にんにくの収穫についてのよくある質問(FAQ)
- Q. にんにくの収穫時期はいつ頃ですか?
- 地域によりますが、関東以西なら5月下旬〜6月中旬、東北・北海道なら6月下旬〜7月上旬が目安です。ただし時期よりも「葉の3分の2が枯れたか」を基準に判断するのが確実です。

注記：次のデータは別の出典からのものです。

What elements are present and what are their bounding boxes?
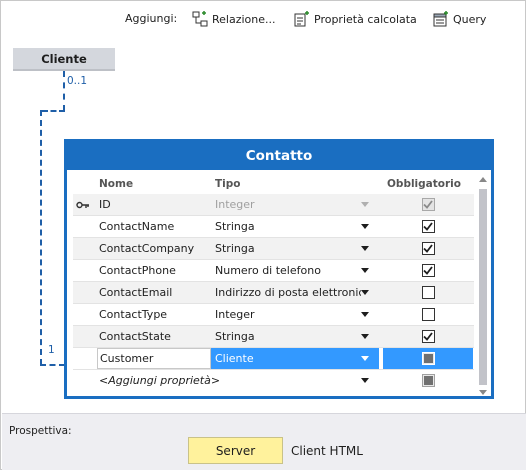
property-type[interactable]: Indirizzo di posta elettronica	[211, 282, 361, 303]
type-dropdown-arrow-icon[interactable]	[355, 282, 375, 303]
add-relation-label: Relazione...	[212, 12, 276, 26]
computed-property-icon	[294, 11, 310, 27]
add-computed-property-button[interactable]: Proprietà calcolata	[294, 9, 417, 29]
server-perspective-button[interactable]: Server	[188, 437, 283, 464]
column-header-name: Nome	[99, 178, 134, 190]
relationship-line-segment	[40, 110, 42, 365]
required-checkbox[interactable]	[383, 304, 473, 325]
required-checkbox[interactable]	[383, 348, 473, 369]
property-row-customer[interactable]: Customer Cliente	[73, 348, 474, 370]
property-name[interactable]: ContactName	[97, 216, 211, 237]
relationship-line-segment	[42, 110, 65, 112]
parent-entity-name: Cliente	[41, 51, 87, 66]
entity-title: Contatto	[67, 142, 491, 170]
property-row-contactemail[interactable]: ContactEmail Indirizzo di posta elettron…	[73, 282, 474, 304]
perspective-bar: Prospettiva: Server Client HTML	[2, 413, 526, 470]
entity-card-contatto[interactable]: Contatto Nome Tipo Obbligatorio ID Integ…	[64, 139, 494, 399]
required-checkbox[interactable]	[383, 194, 473, 215]
key-icon	[73, 194, 93, 215]
property-name[interactable]: ContactEmail	[97, 282, 211, 303]
property-type[interactable]: Integer	[211, 194, 379, 215]
property-row-contactname[interactable]: ContactName Stringa	[73, 216, 474, 238]
multiplicity-top: 0..1	[67, 75, 88, 87]
query-icon	[433, 11, 449, 27]
relationship-line-segment	[40, 364, 65, 366]
required-checkbox[interactable]	[383, 216, 473, 237]
property-name[interactable]: ContactPhone	[97, 260, 211, 281]
required-checkbox[interactable]	[383, 282, 473, 303]
add-relation-button[interactable]: Relazione...	[192, 9, 276, 29]
property-name[interactable]: ContactType	[97, 304, 211, 325]
add-property-link[interactable]: <Aggiungi proprietà>	[97, 370, 227, 391]
parent-entity-cliente[interactable]: Cliente	[13, 48, 115, 71]
required-checkbox[interactable]	[383, 238, 473, 259]
property-name[interactable]: ContactCompany	[97, 238, 211, 259]
scroll-up-icon[interactable]	[479, 177, 487, 182]
property-type[interactable]: Numero di telefono	[211, 260, 379, 281]
add-label: Aggiungi:	[125, 12, 178, 25]
designer-frame: Aggiungi: Relazione... Proprietà calcola…	[0, 0, 526, 470]
property-grid: Nome Tipo Obbligatorio ID Integer Contac…	[73, 175, 474, 392]
perspective-label: Prospettiva:	[9, 425, 72, 437]
property-row-contactphone[interactable]: ContactPhone Numero di telefono	[73, 260, 474, 282]
type-dropdown-arrow-icon[interactable]	[355, 194, 375, 215]
relationship-line[interactable]	[63, 71, 65, 111]
property-row-contactstate[interactable]: ContactState Stringa	[73, 326, 474, 348]
client-html-perspective-button[interactable]: Client HTML	[291, 437, 363, 464]
type-dropdown-arrow-icon[interactable]	[355, 326, 375, 347]
grid-header: Nome Tipo Obbligatorio	[73, 175, 474, 194]
required-checkbox[interactable]	[383, 326, 473, 347]
property-type[interactable]: Stringa	[211, 216, 379, 237]
add-property-row[interactable]: <Aggiungi proprietà>	[73, 370, 474, 392]
multiplicity-bottom: 1	[48, 344, 55, 356]
property-type[interactable]: Stringa	[211, 326, 379, 347]
type-dropdown-arrow-icon[interactable]	[355, 304, 375, 325]
column-header-required: Obbligatorio	[387, 178, 461, 190]
toolbar: Aggiungi: Relazione... Proprietà calcola…	[1, 8, 526, 30]
property-type[interactable]: Stringa	[211, 238, 379, 259]
add-computed-property-label: Proprietà calcolata	[314, 12, 417, 26]
add-query-label: Query	[453, 12, 487, 26]
property-name[interactable]: ContactState	[97, 326, 211, 347]
scroll-thumb[interactable]	[479, 189, 487, 385]
property-name[interactable]: Customer	[97, 348, 211, 369]
type-dropdown-arrow-icon[interactable]	[355, 370, 375, 391]
property-type[interactable]: Integer	[211, 304, 379, 325]
property-row-contacttype[interactable]: ContactType Integer	[73, 304, 474, 326]
required-checkbox[interactable]	[383, 260, 473, 281]
type-dropdown-arrow-icon[interactable]	[355, 238, 375, 259]
required-checkbox[interactable]	[383, 370, 473, 391]
property-row-id[interactable]: ID Integer	[73, 194, 474, 216]
relation-icon	[192, 11, 208, 27]
property-name[interactable]: ID	[97, 194, 211, 215]
property-type[interactable]: Cliente	[211, 348, 379, 369]
scroll-down-icon[interactable]	[479, 390, 487, 395]
type-dropdown-arrow-icon[interactable]	[355, 260, 375, 281]
add-query-button[interactable]: Query	[433, 9, 486, 29]
property-row-contactcompany[interactable]: ContactCompany Stringa	[73, 238, 474, 260]
property-grid-scrollbar[interactable]	[477, 175, 489, 397]
type-dropdown-arrow-icon[interactable]	[355, 348, 375, 369]
type-dropdown-arrow-icon[interactable]	[355, 216, 375, 237]
column-header-type: Tipo	[215, 178, 241, 190]
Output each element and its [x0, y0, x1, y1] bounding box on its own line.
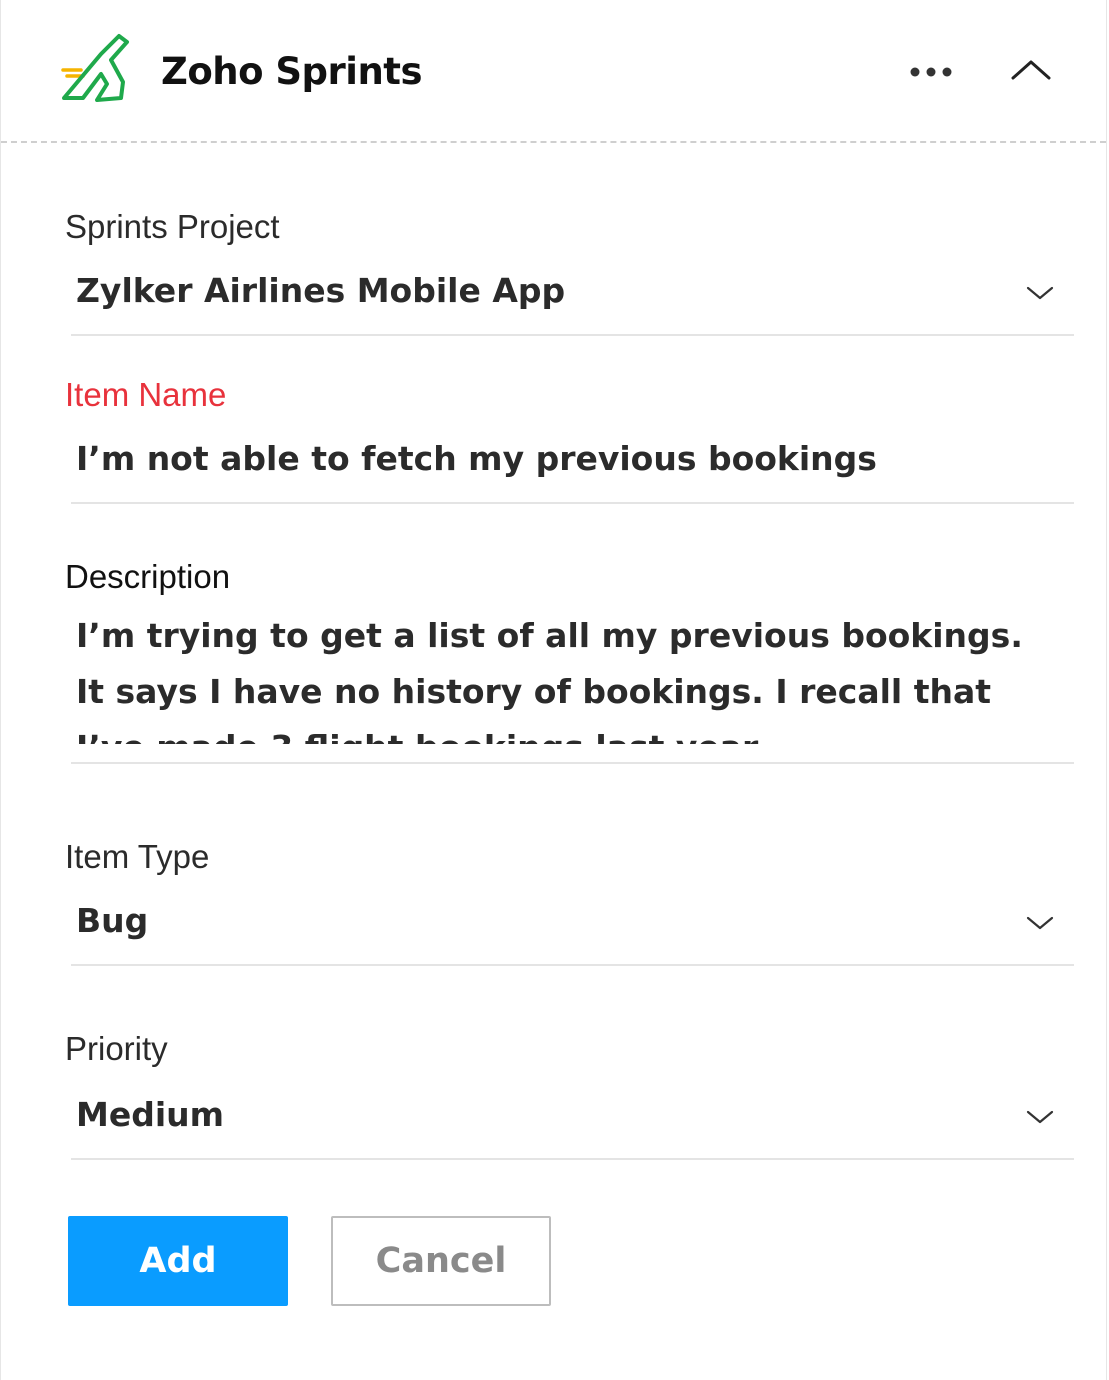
add-button[interactable]: Add — [68, 1216, 288, 1306]
field-underline — [71, 334, 1074, 336]
priority-select[interactable]: Medium — [76, 1095, 224, 1134]
chevron-up-icon[interactable] — [1005, 52, 1057, 88]
sprints-project-select[interactable]: Zylker Airlines Mobile App — [76, 271, 565, 310]
item-name-field: Item Name I’m not able to fetch my previ… — [65, 376, 1075, 506]
item-type-label: Item Type — [65, 838, 210, 875]
description-line: I’m trying to get a list of all my previ… — [76, 616, 1023, 655]
zoho-sprints-logo-icon — [61, 34, 129, 102]
item-type-field: Item Type Bug — [65, 838, 1075, 968]
field-underline — [71, 964, 1074, 966]
description-field: Description I’m trying to get a list of … — [65, 558, 1075, 768]
zoho-sprints-panel: Zoho Sprints Sprints Project Zylker Airl… — [0, 0, 1107, 1380]
priority-field: Priority Medium — [65, 1030, 1075, 1162]
description-label: Description — [65, 558, 231, 595]
field-underline — [71, 502, 1074, 504]
priority-label: Priority — [65, 1030, 168, 1067]
item-name-input[interactable]: I’m not able to fetch my previous bookin… — [76, 439, 877, 478]
chevron-down-icon[interactable] — [1025, 284, 1055, 302]
cancel-button[interactable]: Cancel — [331, 1216, 551, 1306]
description-line: It says I have no history of bookings. I… — [76, 672, 992, 711]
app-title: Zoho Sprints — [161, 50, 423, 93]
more-options-icon[interactable] — [901, 56, 961, 88]
item-name-label: Item Name — [65, 376, 227, 413]
chevron-down-icon[interactable] — [1025, 1108, 1055, 1126]
panel-header: Zoho Sprints — [1, 0, 1106, 143]
chevron-down-icon[interactable] — [1025, 914, 1055, 932]
item-type-select[interactable]: Bug — [76, 901, 148, 940]
field-underline — [71, 762, 1074, 764]
sprints-project-label: Sprints Project — [65, 208, 280, 245]
description-textarea[interactable]: I’m trying to get a list of all my previ… — [76, 608, 1066, 744]
field-underline — [71, 1158, 1074, 1160]
description-line: I’ve made 3 flight bookings last year — [76, 720, 1066, 744]
sprints-project-field: Sprints Project Zylker Airlines Mobile A… — [65, 208, 1075, 338]
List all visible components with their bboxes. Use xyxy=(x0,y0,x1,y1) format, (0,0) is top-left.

- Q. にんにくの収穫の目安・タイミングはどう見極める?
- 葉の3分の2が黄色く枯れて、茎が倒れはじめたら収穫のサインです。不安なときは1株だけ試し掘りして球根のサイズと皮の状態を確認しましょう。
- Q. にんにくの収穫が早すぎたらどうなる?
- 球根が小さく皮が薄い状態になります。乾燥させても保存性が出にくいため、早めに使い切るのがおすすめです。
- Q. にんにくの収穫後はどう処理する?
- 収穫後はすぐに風通しのよい日陰で乾燥させてください。茎を束ねて吊るすのが基本です。雨や直射日光に当てると腐りやすくなるので注意してください。
- Q. にんにくの干し方・乾燥期間はどのくらい?
- 茎を束ねて風通しのよい日陰に2〜4週間吊るします。皮がカサカサになれば乾燥完了のサインです。梅雨時期は室内で干しましょう。
- Q. にんにくは収穫後すぐ食べられる?
- 乾燥させなくてもそのまま食べられます。生にんにくはみずみずしく生食にも向いていますが、乾燥にんにくより保存期間が短い点に注意してください。
- Q. にんにくの収穫が遅れるとどうなる?
- 球割れして鱗茎が変形し、味の質も低下します。梅雨に入ると腐るリスクも高まるため、収穫サインを見逃さないようにしましょう。
にんにくの収穫目安をおさえて、失敗なく収穫しよう
にんにくの収穫で押さえておきたいポイントをまとめます。
- 収穫時期の目安は5〜6月(地域によって前後)
- 葉の3分の2が枯れたら収穫のタイミング
- 不安なら試し掘りで球根のサイズを確認する
- 早すぎた場合は早めに使い切る、遅すぎた場合は傷んだ部分を除いて早期消費
- 収穫後はすぐに風通しのよい日陰で吊るし乾燥させる
ぜひ、このポイントに注視して、にんにくの栽培を楽しんでくださいね。